Synthetic chains of molecules containing different sugars can inhibit viruses effectively. The extent to which such molecules could be used as antiviral drugs is illustrated by a team of researchers from Heinrich Heine University Düsseldorf (HHU) and University of Münster (WWU) in the February edition of the Journal of the American Chemical Society.

Viruses are part of the human experience throughout our lives. They cause lots of different illnesses with the current coronavirus pandemic as just one example. While a vaccine does provide effective protection from viral infections, vaccines are only available for a select number of viruses. This is why antiviral drugs need to be found that can prevent or treat a viral infection.

One successful strategy involves special molecules to block viral proteins that would otherwise help the virus to attach to the host cell. Once a virus has attached to the cell surface, it can infect the cell with its genome and reprogram the cell for its own uses. However, many antiviral drugs lose their effect over time, as viruses mutate very quickly and thus often adapt to the medication/antiviral used.

The research team led by HHU Prof. Dr. Laura Hartmann from the Institute of Macromolecular Chemistry and Münster-based Prof. Dr. Mario Schelhaas from the Institute of Cellular Virology working together with Prof. Dr. Nicole Snyder from Davidson College in North Carolina, USA has used the approach of suppressing the initial contact between the virus and the cell in order to stop infection at the onset.

Viruses frequently use special proteins to bind to sugar molecules on the cell surface. Among others, these sugars include long-chain glycosaminoglycans (GAGs), which are strongly negatively charged. One of these GAGs is heparan sulfate. Researchers already knew that GAGs can reduce virus infections if they are added externally. However, natural polysaccharides may have side-effects that are attributed to their own biological function in the organism or to impurities.

The research team is now using the benefits of the GAGs but deactivates their disadvantages. The idea is to use molecules produced artificially and in a controlled fashion, so called ‘glycomimetics’, that are developed at HHU. They comprise a long synthetic scaffold with side chains with small sugar molecules attached. In Düsseldorf, both shorter chains with up to ten lateral sugars (known as ‘oligomers’) and long chains with up to 80 sugars (called ‘glycopolymers’) have been created. In order to simulate the highly charged state of natural GAGs, the chemists coupled sulfate groups to the sugars.

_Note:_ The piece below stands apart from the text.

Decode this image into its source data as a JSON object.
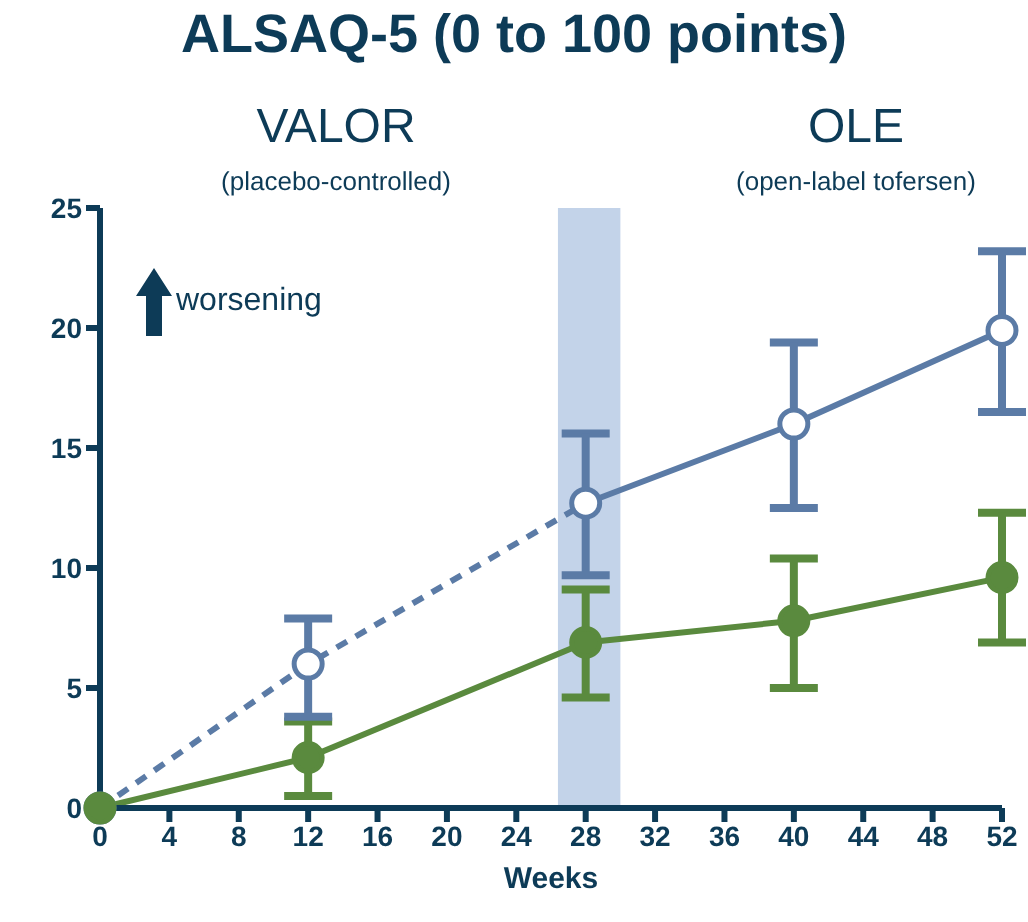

Prof. Schelhaas then used cell cultures to test the antiviral properties of these ‘candy canes’ of varying length at University Hospital Münster. Initially, his team used them against Human Papillomaviruses, which can trigger diseases such as cervical cancer. They discovered that both, the short and long-chain synthetic molecules, have an antiviral effect, but their mode of action is different. As expected, the more effective, long-chain molecules prevented the virus from attaching to cells. In contrast, the short-chain molecules displayed antiviral activity after attachment to the cell, giving rise to the assumption that these molecules are active in the organism for longer.

This is what Prof. Schelhaas has to say: “It is very likely that the long-chain molecules occupy the binding sites of the virus to the cell and thus block those sites. The short-chain molecules apparently do not block these sites. The next step is to test our hypothesis that these molecules prevent the redistribution of proteins in the virus particle so that the viruses cannot infect the cell.”

Effectiveness was also confirmed for the Papillomaviruses in an animal model. The compounds were also active against four other viruses, including Herpes viruses, which can cause cold sores and encephalitis, and Influenza viruses, which cause the flu. Prof. Hartmann explains: “Glycomimetics are thus promising compound molecules that could potentially be used in the fight against a large number of different viruses. The next thing to do is to examine the precise way in which the glycomimetics work and how they can be further optimised.”

Prof. Schelhaas adds: “Further research will focus on how fast viruses may adapt to this new class of compounds. With the short-chain molecules in particular, we are hopeful that viruses will find it harder to launch a counterattack.”